Enfin, tout en bas de la page qu'il faut faire défiler en entier pour les faire apparaître, quelques lignes, avant les crédits du site, précisent que le blog est une sorte de “fiction interactive”, solidement basée sur des faits authentiques, même si Amina, création de l'auteur, n'est, elle, qu'une fiction :
About this blog
This blog was designed as an interactive fiction. The news, historical and social information contained in it is based solidly on fact. However, the narrative voice, that of Amina A., is fictitious. Her character is based on many real people but in no way is she meant to represent any single real individual, living or deceased. She is the sole creation of the author of the blog.
Donner une voix à Amina
Comme se le demande à haute voix ou presque Brian Whitaker, le journaliste vedette du Guardian : pourquoi diable un homme marié en Ecosse voudrait-il se faire passer pour une lesbienne vivant à Damas ? Le jour même, deux jeunes journalistes d'origine arabe (cela importe par rapport à leur analyse), Ali Abbas et Assia Boundaoui, proposent une réponse : pourquoi cette fiction précisément et pourquoi un tel succès ? Plutôt qu'on ne sait quelle théorie du complot (même si des questions restent posées), ils s'intéressent à la signification “profondément” politique de cette mascarade en définitive assez obscène qui voit un “vieil étudiant” passionné du Proche-Orient se glisser dans la peau d'une jeune Syrienne désirable.

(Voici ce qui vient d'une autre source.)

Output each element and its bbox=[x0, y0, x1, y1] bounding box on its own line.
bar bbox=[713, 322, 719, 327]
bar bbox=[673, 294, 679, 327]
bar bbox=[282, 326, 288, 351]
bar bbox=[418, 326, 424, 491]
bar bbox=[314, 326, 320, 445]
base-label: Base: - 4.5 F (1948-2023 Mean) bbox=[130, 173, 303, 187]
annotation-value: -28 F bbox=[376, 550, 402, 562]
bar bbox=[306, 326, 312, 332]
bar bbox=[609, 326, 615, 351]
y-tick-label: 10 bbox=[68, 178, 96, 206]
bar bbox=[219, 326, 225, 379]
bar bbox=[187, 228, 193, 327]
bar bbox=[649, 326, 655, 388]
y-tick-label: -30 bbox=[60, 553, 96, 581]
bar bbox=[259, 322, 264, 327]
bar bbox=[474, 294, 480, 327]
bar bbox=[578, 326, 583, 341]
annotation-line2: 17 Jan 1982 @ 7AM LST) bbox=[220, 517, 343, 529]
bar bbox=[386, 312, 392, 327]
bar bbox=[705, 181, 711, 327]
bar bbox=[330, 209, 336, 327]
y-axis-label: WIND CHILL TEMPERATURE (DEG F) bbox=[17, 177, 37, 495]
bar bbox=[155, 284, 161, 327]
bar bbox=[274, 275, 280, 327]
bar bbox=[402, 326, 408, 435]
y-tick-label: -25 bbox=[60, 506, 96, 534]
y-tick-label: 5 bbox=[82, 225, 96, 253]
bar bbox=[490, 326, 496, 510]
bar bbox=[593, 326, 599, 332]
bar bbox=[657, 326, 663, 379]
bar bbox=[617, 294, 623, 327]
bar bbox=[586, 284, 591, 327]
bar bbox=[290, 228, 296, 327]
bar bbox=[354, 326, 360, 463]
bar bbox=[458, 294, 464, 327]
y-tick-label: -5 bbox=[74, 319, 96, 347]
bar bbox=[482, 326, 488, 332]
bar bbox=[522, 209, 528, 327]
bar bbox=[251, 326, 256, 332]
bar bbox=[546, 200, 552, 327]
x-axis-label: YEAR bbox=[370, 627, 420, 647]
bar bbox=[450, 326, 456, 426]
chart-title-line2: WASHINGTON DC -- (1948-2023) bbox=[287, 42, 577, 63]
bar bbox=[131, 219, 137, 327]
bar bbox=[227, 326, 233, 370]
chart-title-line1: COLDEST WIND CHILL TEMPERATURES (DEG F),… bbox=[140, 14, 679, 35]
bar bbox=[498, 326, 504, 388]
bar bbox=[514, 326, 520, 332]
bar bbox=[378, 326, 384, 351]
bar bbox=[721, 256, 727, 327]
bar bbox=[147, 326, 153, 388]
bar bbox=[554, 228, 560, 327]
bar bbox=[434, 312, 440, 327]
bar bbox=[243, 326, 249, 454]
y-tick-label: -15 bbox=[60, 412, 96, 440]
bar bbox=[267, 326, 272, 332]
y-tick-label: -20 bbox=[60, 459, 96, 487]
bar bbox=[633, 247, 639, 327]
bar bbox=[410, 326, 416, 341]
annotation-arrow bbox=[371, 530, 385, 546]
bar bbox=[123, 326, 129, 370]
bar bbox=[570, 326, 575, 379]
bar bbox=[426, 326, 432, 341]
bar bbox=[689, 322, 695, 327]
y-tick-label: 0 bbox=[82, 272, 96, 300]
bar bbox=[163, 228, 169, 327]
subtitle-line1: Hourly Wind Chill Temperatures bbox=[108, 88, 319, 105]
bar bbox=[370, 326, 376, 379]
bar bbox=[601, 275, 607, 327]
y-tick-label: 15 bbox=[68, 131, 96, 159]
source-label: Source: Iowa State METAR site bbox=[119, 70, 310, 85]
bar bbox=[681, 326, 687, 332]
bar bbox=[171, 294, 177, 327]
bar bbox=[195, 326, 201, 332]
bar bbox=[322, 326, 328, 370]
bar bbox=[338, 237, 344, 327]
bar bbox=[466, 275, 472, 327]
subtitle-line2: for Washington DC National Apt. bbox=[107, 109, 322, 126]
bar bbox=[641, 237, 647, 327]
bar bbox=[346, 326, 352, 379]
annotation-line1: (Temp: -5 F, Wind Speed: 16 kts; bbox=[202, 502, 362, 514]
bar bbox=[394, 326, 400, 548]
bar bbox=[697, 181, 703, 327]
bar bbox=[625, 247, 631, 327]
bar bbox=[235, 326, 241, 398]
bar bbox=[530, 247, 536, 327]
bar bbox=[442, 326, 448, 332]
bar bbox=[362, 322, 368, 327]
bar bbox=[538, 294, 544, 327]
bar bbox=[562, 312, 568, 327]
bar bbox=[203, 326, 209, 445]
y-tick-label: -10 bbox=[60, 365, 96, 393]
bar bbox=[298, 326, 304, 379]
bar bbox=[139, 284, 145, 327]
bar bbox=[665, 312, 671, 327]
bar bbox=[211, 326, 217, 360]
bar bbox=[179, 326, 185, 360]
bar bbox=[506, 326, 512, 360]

Si ce fantôme virtuel [cyber ghost] a été adopté si facilement par les medias et les lecteurs attentifs, c'est parce qu'il est emblématique de tous les clichés qu'utilisent les Occidentaux qui se placent dans la position d'interprètes éminents de la société et de la culture moyen-orientales. (…) Il ne devrait pas y avoir besoin de l'histoire fictive d'une lesbienne syrienne pour affirmer les droits des manifestants syriens qui sont actuellement atrocement réprimés par les instances gouvernementales.
Mais si l'objectif est de susciter l'émotion et de distraire, alors MacMaster a réussi à prouver que la vérité sur les Arabes passe après la perception et les sentiments qu'ont les Occidentaux à leur égard.
Les réseaux sociaux et leurs légendes… De ce point de vue, on ne peut qu'alerter sur les dangers d'une croyance trop naïve et trop facile dans les vertus des réseaux sociaux et leurs pouvoirs révolutionnaires : d'un côté, certaines scènes arabes nous montrent leurs limites tandis que, de l'autre, un peu de vigilance nous révèle que tous les côtés de la Toile ne sont pas toujours très nets… Internet – tout à fait officiellement désormais que le Pentagone envisage de considérer une cyber-attaque comme un acte de guerre formel – est désormais un champ de bataille virtuel. Un champ de bataille où les lignes de front se dessinent selon des stratégies qui s'appuient sur des sortes de “cristallisations” créées au sein de la Toile par des récits qui y prennent corps mieux que d'autres, au point de devenir des sortes de légendes qu'il n'est plus guère possible d'interroger… Au fur et à mesure qu'Internet gagne en importance, en puissance, et en histoire, il est à craindre qu'il perde de son innocence et qu'il devienne soumis à des techniques, à des programmations à des manipulations, capables d'y recréer, artificiellement, les “coagulations de sens” que sa logique technique favorise, en quelque sorte naturellement. Les spin doctors du Net, ces conseillers en communication politique d'un nouveau type, sont déjà à l'œuvre.